Watch Dogs hat viel, aber eines nicht: eine Identität. Und es teilt dieses Manko mit seinem Hauptdarsteller Aiden Pearce, der über einen Großteil der sich an Hollywood-Standards orientierenden Geschichte blass und ohne Kanten bleibt. Dennoch kann man dem Open-World-Abenteuer in Chicago den Spaß nicht absprechen. In einem Moment fühlt es sich an wie Assassin’s Creed, dann wieder wie Saints Row oder Sleeping Dogs. Kurz darauf springt das Abenteuer auf den Splinter-Cell-Zug, nur um das Ganze mit einem Schuss Batman zu garnieren und sich viele Anleihen bei GTA zu holen. Und das einzige Element, mit dem Watch Dogs in der Welt der offenen Welten ein Alleinstellungsmerkmal hätte, das Hacken, wird in den meisten Fällen nur oberflächlich genutzt, anstatt z.B. der Gesellschaft des Überwachungsstaates einen Spiegel vorzuhalten. Sporadisch geht man zwar in die richtige Richtung, aber am Ende verlaufen die meisten Fäden im Sande.  Und genau hier liegt das größte Problem: Anstatt als erstes Spiel mit offener Welt auf den Highend-Systemen die Marschrichtung vorzugeben, wird Watch Dogs zu einem von Anfang bis Ende unterhaltenden Mitläufer.
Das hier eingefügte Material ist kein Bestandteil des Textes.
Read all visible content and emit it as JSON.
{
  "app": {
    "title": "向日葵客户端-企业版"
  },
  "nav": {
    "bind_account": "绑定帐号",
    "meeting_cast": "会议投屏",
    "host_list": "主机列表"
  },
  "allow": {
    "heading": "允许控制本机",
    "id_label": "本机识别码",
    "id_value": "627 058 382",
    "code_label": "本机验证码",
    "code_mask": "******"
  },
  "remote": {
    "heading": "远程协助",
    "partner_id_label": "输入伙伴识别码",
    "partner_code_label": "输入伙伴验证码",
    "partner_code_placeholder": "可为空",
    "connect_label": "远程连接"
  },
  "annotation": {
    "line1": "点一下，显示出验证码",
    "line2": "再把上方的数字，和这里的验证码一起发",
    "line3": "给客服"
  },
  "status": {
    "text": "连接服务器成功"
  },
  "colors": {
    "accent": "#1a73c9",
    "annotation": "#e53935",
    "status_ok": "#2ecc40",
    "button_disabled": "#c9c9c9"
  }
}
Nicht einmal die saubere, aber in keiner Weise zum maßlosen Staunen hinreißende Kulisse schafft es (zumindest auf PS4 oder Xbox One), den letztjährigen Open-World-Superstar GTA 5 zu übertrumpfen.

Pro

Sammelbox bekannter Open-World-Elemente sorgt für Spielfluss
nachts im Regen ist Chicago eine Augenweide...
lebendig wirkende Spielwelt...
gute deutsche und sehr gute englische Sprachausgabe
viel zu entdecken
einige coole Nebenmissionen (digitale Trips)
umfangreicher Fuhrpark
großes Waffenarsenal
gute Schleich-/Deckungsmechanik
unaufdringlich eingebundene Online-Komponente
clevere Umgebungsrätsel
guter Original-Soundtrack
Hacken eröffnet taktische Optionen bei Verfolgungen und Feuergefechten
Moralsystem entscheidet über Verhalten von Zivilisten

Kontra

erzählerisch bieder
... doch gemessen an der Hardware hat GTA 5 technisch die Nase vorn
... die allerdings bereits in der zweiten Ebene schwächelt
wenig eigenständige Mechaniken
kleines Song-Portfolio
diffuses Fahrverhalten
Hacken von Passanten schnell sinnfrei
Potenzial des Hackens wird in fast jeder Hinsicht nur angekratzt
nur wenig Abwechslung innerhalb der Storymissionen

Wertung

XboxOne

Solide inszeniertes Abenteuer in einer offenen Welt, das sich bei vielen anderen Titeln bedient und es darüber zu selten schafft, eine eigene Identität aufzubauen.

PlayStation4

Watch Dogs mischt viele bekannte Elemente, vergisst darüber aber, sich eine eigene Identität aufzubauen, um sich von anderen Open-World-Titeln abszusetzen.

PC

Inhaltlich identisch zu den Konsolen-Fassungenkann auch die ansehnliche PC-Kulisse nicht dafür sorgen, dass Watch Dogs sich von anderen Open-World-Titeln abhebt.